Elektrische auto’s: de spanning stijgt tussen Duitsland en China
Voor ze met zomervakantie gaan, vergaderen de leiders van de twintig machtigste landen (G20) deze week in Hamburg over de grote wereldproblemen. De Duitse kanselier Angela Merkel wil de gelegenheid aangrijpen voor een tête-à-tête met de Chinese president Xi Jinping over nieuwe quota die Peking wil opleggen aan buitenlandse autoconstructeurs.
China is al enkele jaren de belangrijkste automarkt ter wereld, ook op het vlak van de verkoop van elektrische wagens. In 2016 werden in China zo’n 300.000 e-auto’s verkocht waarvan bijna 80 procent van Chinese makelij.
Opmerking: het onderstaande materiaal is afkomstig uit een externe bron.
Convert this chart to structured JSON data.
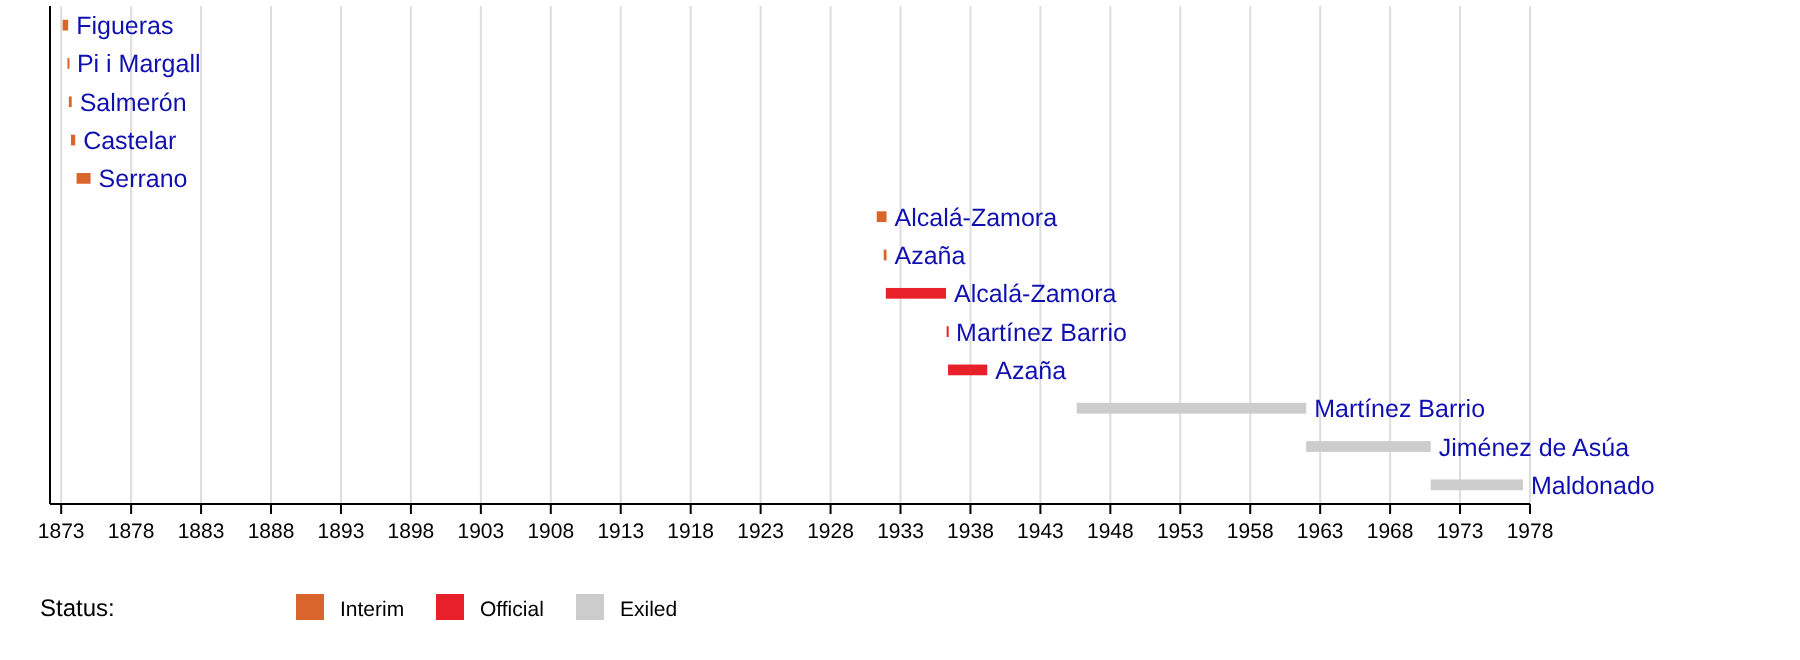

De merknamen Dongfeng, GAC, Geely, Lynck & Co, Singulato of Qoros zeggen u wellicht niks, maar weet dat die Chinese constructeurs veel meer e-auto’s verkopen dan hun Europese collega’s. Een aantal produceert zowaar zijn eigen accu’s of werkt samen met Chinese toeleveringsbedrijven die gespecialiseerd zijn in de aanmaak van lithium ion-batterijen.
De Europese autoconstructeurs staan ter zake nergens en zijn op achtervolgen aangewezen. Ze proberen de aandacht van de publieke opinie af te leiden door spraakmakende statements de wereld in te sturen. Zo wil Volkswagen tegen 2020 zo’n 400.000 hybride en elektrische wagens in China aan de man brengen, voor 2025 wordt zelfs op 1,5 miljoen exemplaren gemikt.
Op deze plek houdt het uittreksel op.